Spices for Circulation
- Garlic has a long history of use as a therapy for cardiovascular problems, and its benefits have also been demonstrated in scores of scientific studies. It is one of my favorite natural treatments for high blood pressure and poor circulation. In fact, I recommend eating as much garlic as you—and your family—can tolerate!
- Turmeric, the bright yellow spice in mustard and curry powder, contains curcumin, which is an exceptionally potent antioxidant and anti-inflammatory.
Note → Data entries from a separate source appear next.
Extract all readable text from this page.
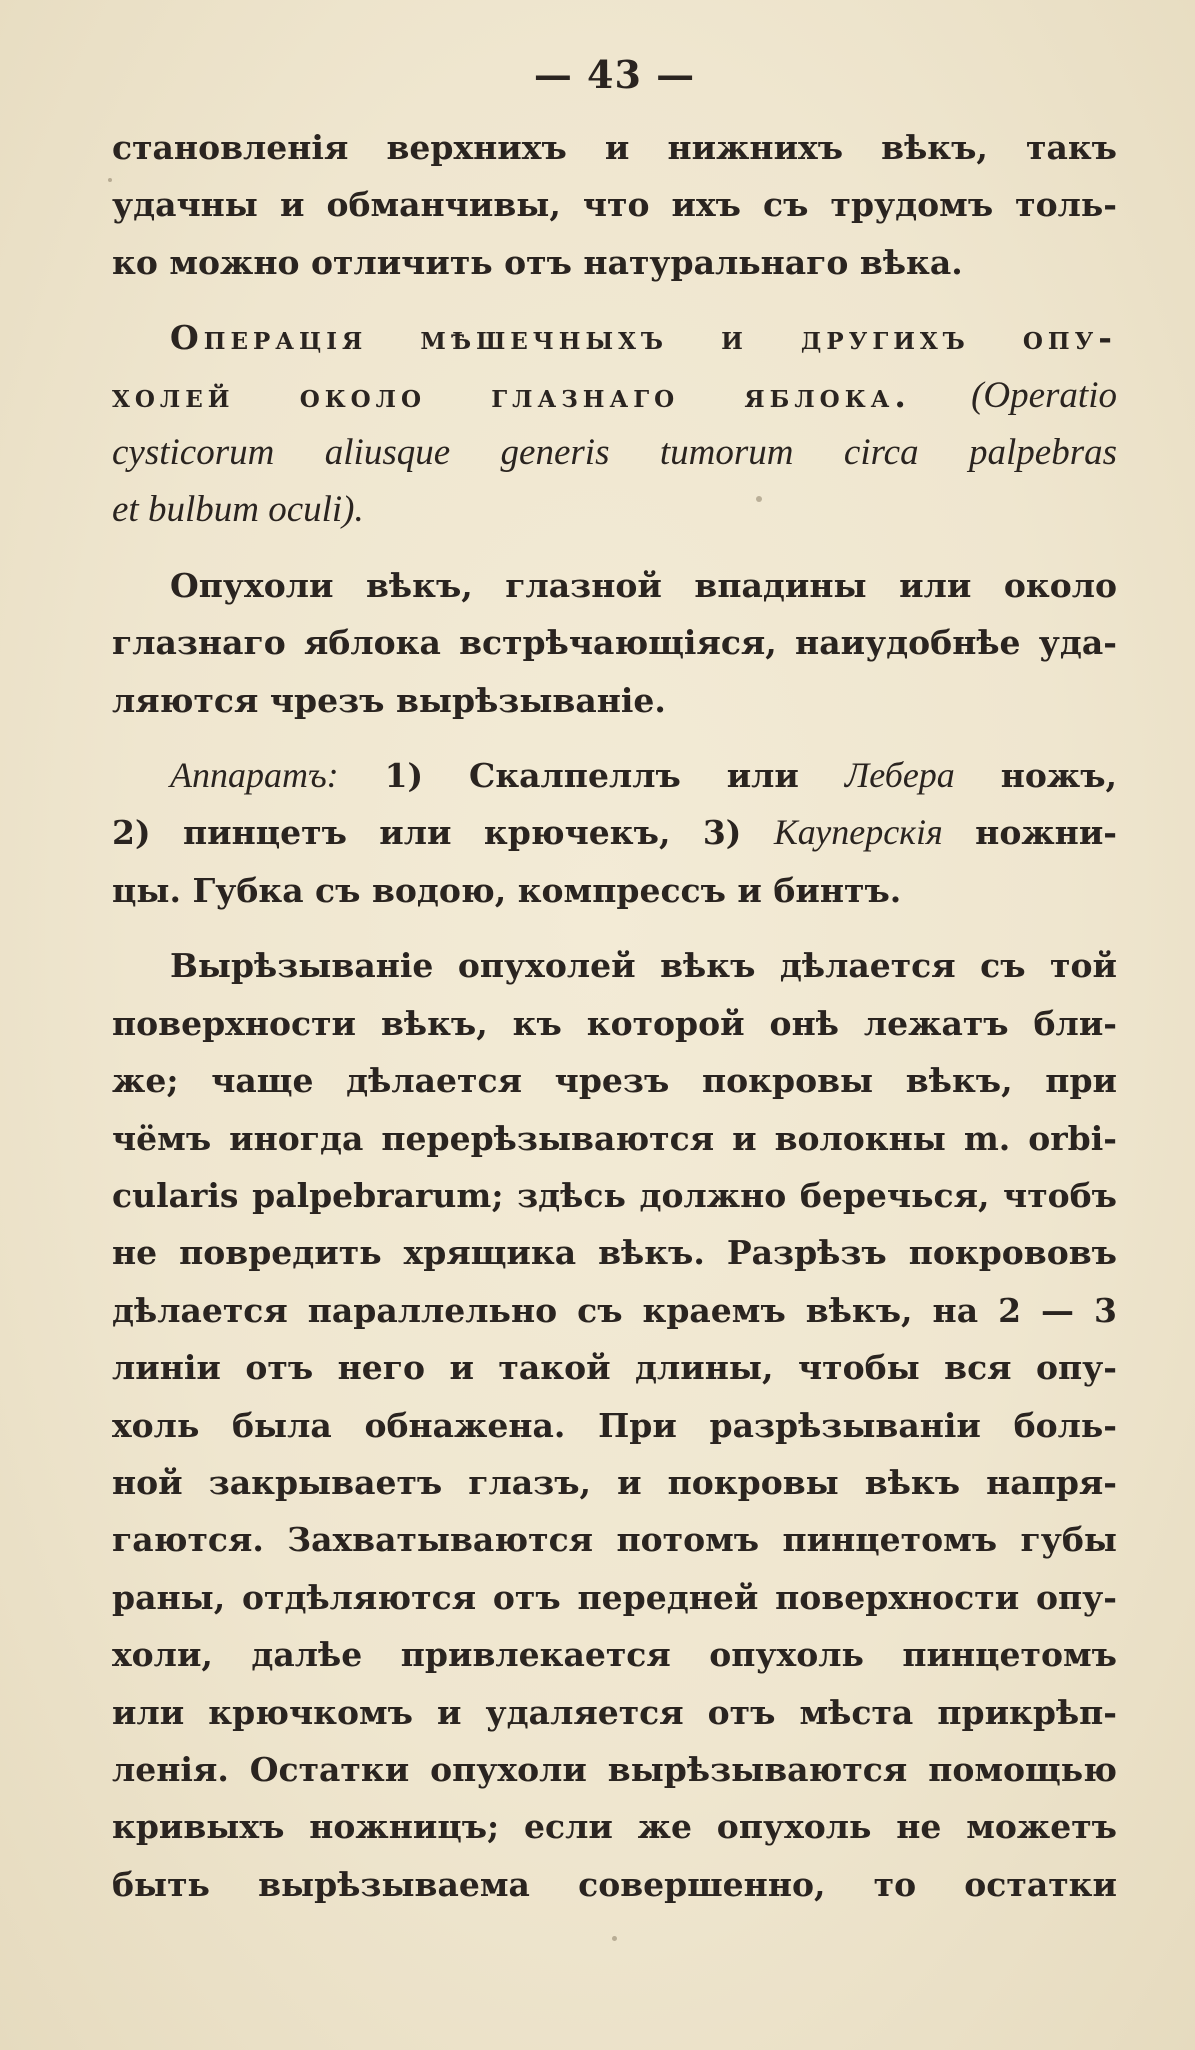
— 43 —
становленія верхнихъ и нижнихъ вѣкъ, такъ
удачны и обманчивы, что ихъ съ трудомъ толь-
ко можно отличить отъ натуральнаго вѣка.
Операція мѣшечныхъ и другихъ опу-
холей около глазнаго яблока. (Operatio
cysticorum aliusque generis tumorum circa palpebras
et bulbum oculi).
Опухоли вѣкъ, глазной впадины или около
глазнаго яблока встрѣчающіяся, наиудобнѣе уда-
ляются чрезъ вырѣзываніе.
Аппаратъ: 1) Скалпеллъ или Лебера ножъ,
2) пинцетъ или крючекъ, 3) Кауперскія ножни-
цы. Губка съ водою, компрессъ и бинтъ.
Вырѣзываніе опухолей вѣкъ дѣлается съ той
поверхности вѣкъ, къ которой онѣ лежатъ бли-
же; чаще дѣлается чрезъ покровы вѣкъ, при
чёмъ иногда перерѣзываются и волокны m. orbi-
cularis palpebrarum; здѣсь должно беречься, чтобъ
не повредить хрящика вѣкъ. Разрѣзъ покрововъ
дѣлается параллельно съ краемъ вѣкъ, на 2 — 3
линіи отъ него и такой длины, чтобы вся опу-
холь была обнажена. При разрѣзываніи боль-
ной закрываетъ глазъ, и покровы вѣкъ напря-
гаются. Захватываются потомъ пинцетомъ губы
раны, отдѣляются отъ передней поверхности опу-
холи, далѣе привлекается опухоль пинцетомъ
или крючкомъ и удаляется отъ мѣста прикрѣп-
ленія. Остатки опухоли вырѣзываются помощью
кривыхъ ножницъ; если же опухоль не можетъ
быть вырѣзываема совершенно, то остатки
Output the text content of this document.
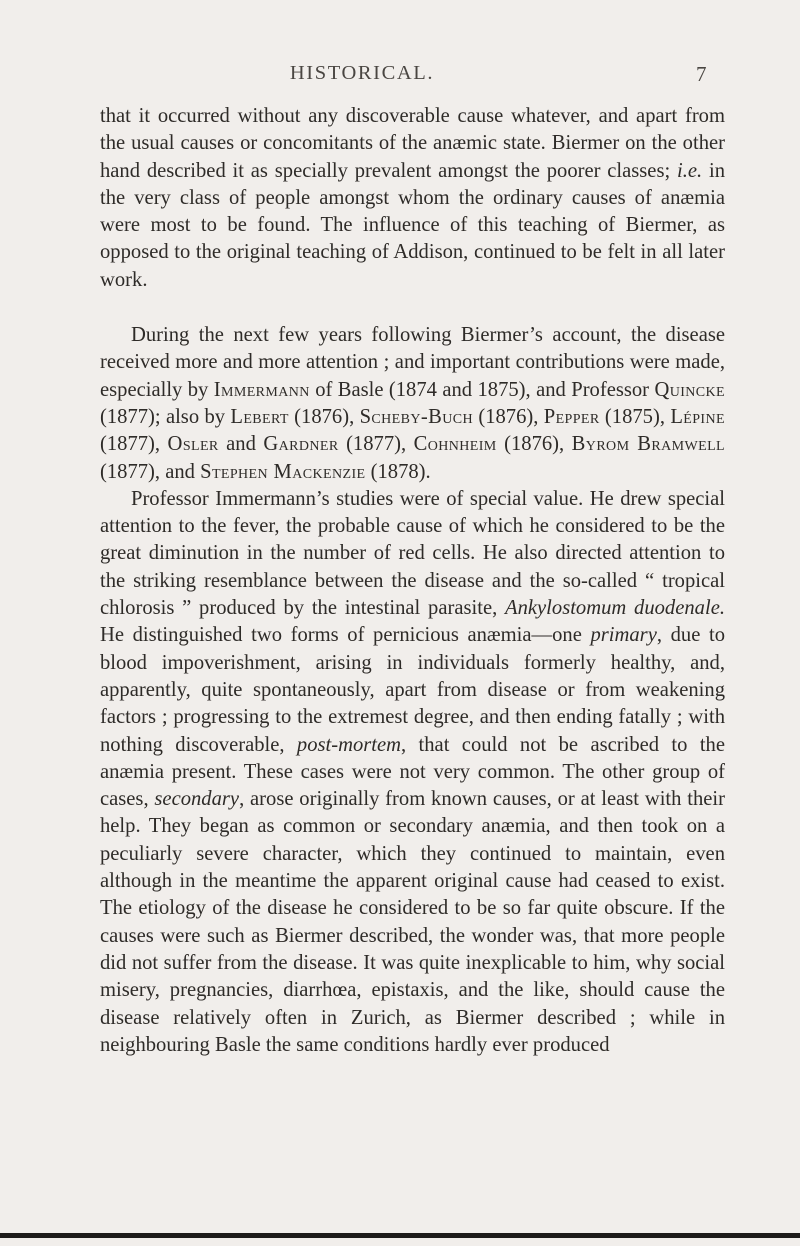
HISTORICAL.	7

that it occurred without any discoverable cause whatever, and apart from the usual causes or concomitants of the anæmic state. Biermer on the other hand described it as specially prevalent amongst the poorer classes; i.e. in the very class of people amongst whom the ordinary causes of anæmia were most to be found. The influence of this teaching of Biermer, as opposed to the original teaching of Addison, continued to be felt in all later work.

During the next few years following Biermer’s account, the disease received more and more attention ; and important contributions were made, especially by Immermann of Basle (1874 and 1875), and Professor Quincke (1877); also by Lebert (1876), Scheby-Buch (1876), Pepper (1875), Lépine (1877), Osler and Gardner (1877), Cohnheim (1876), Byrom Bramwell (1877), and Stephen Mackenzie (1878).

Professor Immermann’s studies were of special value. He drew special attention to the fever, the probable cause of which he considered to be the great diminution in the number of red cells. He also directed attention to the striking resemblance between the disease and the so-called “ tropical chlorosis ” produced by the intestinal parasite, Ankylostomum duodenale. He distinguished two forms of pernicious anæmia—one primary, due to blood impoverishment, arising in individuals formerly healthy, and, apparently, quite spontaneously, apart from disease or from weakening factors ; progressing to the extremest degree, and then ending fatally ; with nothing discoverable, post-mortem, that could not be ascribed to the anæmia present. These cases were not very common. The other group of cases, secondary, arose originally from known causes, or at least with their help. They began as common or secondary anæmia, and then took on a peculiarly severe character, which they continued to maintain, even although in the meantime the apparent original cause had ceased to exist. The etiology of the disease he considered to be so far quite obscure. If the causes were such as Biermer described, the wonder was, that more people did not suffer from the disease. It was quite inexplicable to him, why social misery, pregnancies, diarrhœa, epistaxis, and the like, should cause the disease relatively often in Zurich, as Biermer described ; while in neighbouring Basle the same conditions hardly ever produced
Turmeric increases blood flow by reducing platelet aggregation, stimulating NO activity, and enhancing arterial health.
- Ginger may be best known for reducing nausea and vomiting, but this natural anti-inflammatory, vasodilator, and blood thinner is also great for improving blood flow.
- Cayenne and other chili peppers get their burn from capsaicin, a phytonutrient that enhances blood flow and reduces blood pressure by triggering the release of NO.
Check out my video for tips on cooking with these spices. These health-enhancing condiments are also available in supplement form. Unless you’re a hard-core spicy food lover, you may want to use capsules of cayenne pepper for blood circulation. The same goes for garlic, which is available in odor-free formulations.
Foods to Avoid for Good Circulation
Salt restriction is a standard recommendation for patients with hypertension and circulation problems, but sodium is actually an essential nutrient for heart health. Although you don’t need to go super low, do be mindful of hidden sodium in prepared foods like canned soup, frozen meals, snack items, and restaurant fare. A good daily intake is around 2.8 grams of sodium.
Sugar is the real villain. All kinds of sugar and other fast-burning, high-glycemic carbohydrates cause a spike in blood sugar followed by a rise in insulin that damages the endothelial lining of the blood vessels. Sugar is also pro-inflammatory, plus it contributes to weight gain, insulin resistance, and diabetes—all risk factors for arterial damage and impaired circulation.
I’ll close with a comment on alcohol. The myth that alcohol is good for your heart and vascular system is just that: a myth. Excessive alcohol, including occasional binge drinking, is associated with elevated blood pressure, endothelial dysfunction, and platelet activation. If you do consume alcohol, limit your intake to no more than three or four drinks a week.